The 10th edition of PHOTOFAIRS Shanghai will return to the Shanghai Exhibition Center from May 8 to 11, 2025, bringing together over 100 participating partners from more than 20 cities worldwide for a visual celebration that spans art, culture, and the spirit of the times.
The year 2025 marks several key anniversaries: 130 years since the birth of global cinema, 120 years of Chinese film, and 60 years since the emergence of video art, a medium deeply influenced by the development of both photography and film. Coincidentally, it also marks the 10th anniversary of PHOTOFAIRS Shanghai.
To commemorate this special year, this edition of the fair features a special exhibition in the entrance hall, showcasing four influential creators from diverse realms of moving image: Apichatpong Weerasethakul, Jia Zhangke, Liu Zheng, and Yu Lik-wai. Curated by renowned image curator and writer Shi Hantao, the anniversary exhibition titled “Like Water, Light and Shadow” brings together the distinctive visual languages of these four artists to create an artistic landscape where image and reality, memory and imagination, intertwine.
This is not only a curated collection of exhibitions but also a contemporary expression of Eastern narratives and individual perspectives, inviting viewers into the fluid perception of characters, spaces, and time as captured through each artist's lens.
Apichatpong Weerasethakul’s images at first appear to depict ordinary scenery. His narrative pacing is slow, even stifling—like the mundane flow of everyday life, frozen in a moment with no clear beginning or end. Yet within these silent frames lie traces of social or historical events, shadows of folklore and myth.
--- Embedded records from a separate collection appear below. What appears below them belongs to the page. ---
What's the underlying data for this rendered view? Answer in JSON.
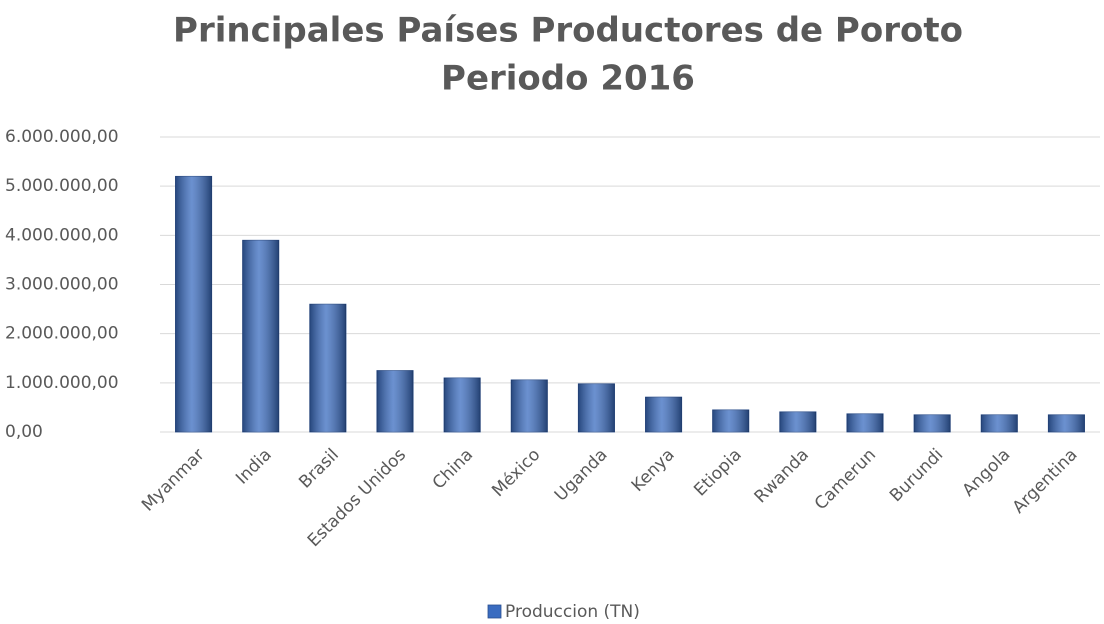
{
  "chart_data": {
    "type": "bar",
    "title": [
      "Principales Países Productores de Poroto",
      "Periodo 2016"
    ],
    "categories": [
      "Myanmar",
      "India",
      "Brasil",
      "Estados Unidos",
      "China",
      "México",
      "Uganda",
      "Kenya",
      "Etiopia",
      "Rwanda",
      "Camerun",
      "Burundi",
      "Angola",
      "Argentina"
    ],
    "series": [
      {
        "name": "Produccion (TN)",
        "color": "#3a6cc0",
        "values": [
          5200000,
          3900000,
          2600000,
          1250000,
          1100000,
          1060000,
          980000,
          710000,
          450000,
          410000,
          370000,
          350000,
          350000,
          350000
        ]
      }
    ],
    "ylim": [
      0,
      6000000
    ],
    "yticks": [
      {
        "value": 0,
        "label": "0,00"
      },
      {
        "value": 1000000,
        "label": "1.000.000,00"
      },
      {
        "value": 2000000,
        "label": "2.000.000,00"
      },
      {
        "value": 3000000,
        "label": "3.000.000,00"
      },
      {
        "value": 4000000,
        "label": "4.000.000,00"
      },
      {
        "value": 5000000,
        "label": "5.000.000,00"
      },
      {
        "value": 6000000,
        "label": "6.000.000,00"
      }
    ],
    "grid": true,
    "legend": "bottom"
  }
}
From Chicago to Bangkok to Calarcá, Colombia, people live under different circumstances, yet face many similar social challenges. Through techniques like collage, juxtaposition, perforation of photographs, narrative disruption or reversal, and even photo inversion, Apichatpong leads the viewer to the hidden depths or reverse side of the image. In doing so, he prompts reflection on the shared destinies of diverse cultures foretold by modern history, and the inescapable experience of individuals trapped in the slow erosion of life by present-day realities.